Guerra comercial EUA-China

Comércio externo chinês contrai face a disputas comerciais com EUA

Trump Xi China
Donald Trump, presidente dos Estados Unidos, e Xi Jinping, presidente da China. Foto: Reuters

As exportações da China registaram uma queda homóloga de 0,9%, para 212,9 mil milhões de dólares (192,6 mil milhões de euros).

O comércio externo da China contraiu 0,5%, em outubro, em termos homólogos, segundo dados oficiais hoje divulgados, refletindo o impacto da prolongada guerra comercial entre Pequim e Washington.

No conjunto, as exportações da China registaram uma queda homóloga de 0,9%, para 212,9 mil milhões de dólares (192,6 mil milhões de euros). As importações caíram 6,4%, para 170,1 mil milhões de dólares (153,9 mil milhões de euros).

Para os Estados Unidos, as exportações chinesas caíram 16,2%, em termos homólogos, para 35,8 mil milhões de dólares (32,3 mil milhões de euros), enquanto as importações chinesas de bens norte-americanos recuaram 14,3%, para 9,4 mil milhões (8,5 mil milhões de euros).

Os governos dos dois países impuseram já taxas alfandegárias sobre centenas de milhares de milhões de euros de bens importados um do outro, numa guerra comercial que começou no verão do ano passado.

O Presidente norte-americano, Donald Trump, anunciou um acordo provisório, em 12 de outubro passado, e suspendeu nova ronda de taxas alfandegárias adicionais sobre bens chineses.

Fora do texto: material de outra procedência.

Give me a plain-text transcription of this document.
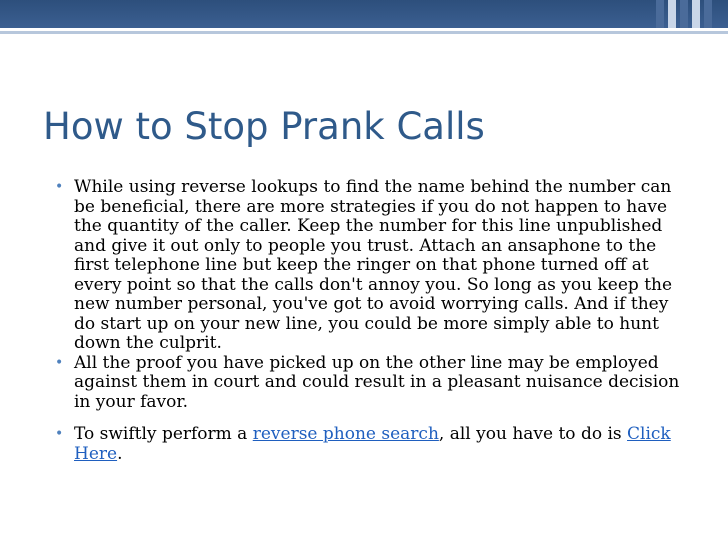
How to Stop Prank Calls
• While using reverse lookups to find the name behind the number can be beneficial, there are more strategies if you do not happen to have the quantity of the caller. Keep the number for this line unpublished and give it out only to people you trust. Attach an ansaphone to the first telephone line but keep the ringer on that phone turned off at every point so that the calls don't annoy you. So long as you keep the new number personal, you've got to avoid worrying calls. And if they do start up on your new line, you could be more simply able to hunt down the culprit.
• All the proof you have picked up on the other line may be employed against them in court and could result in a pleasant nuisance decision in your favor.
• To swiftly perform a reverse phone search, all you have to do is Click Here.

Na quinta-feira, o ministério chinês do Comércio revelou ter concordado com os Estados Unidos reduzir “progressivamente” as taxas alfandegárias adicionais sobre bens importados um do outro, à medida que os dois países avançarem nas negociações por um acordo comercial.

Em causa estão os planos de Pequim para o setor tecnológico, que visam transformar as firmas estatais do país em importantes atores globais em setores de alto valor agregado, como inteligência artificial, energia renovável, robótica e carros elétricos.

Os EUA consideraram que aqueles planos, impulsionados pelo Estado chinês, violam os compromissos da China em abrir o seu mercado, nomeadamente ao forçar empresas estrangeiras a transferirem tecnologia e ao atribuir subsídios às empresas domésticas, enquanto as protege da competição externa.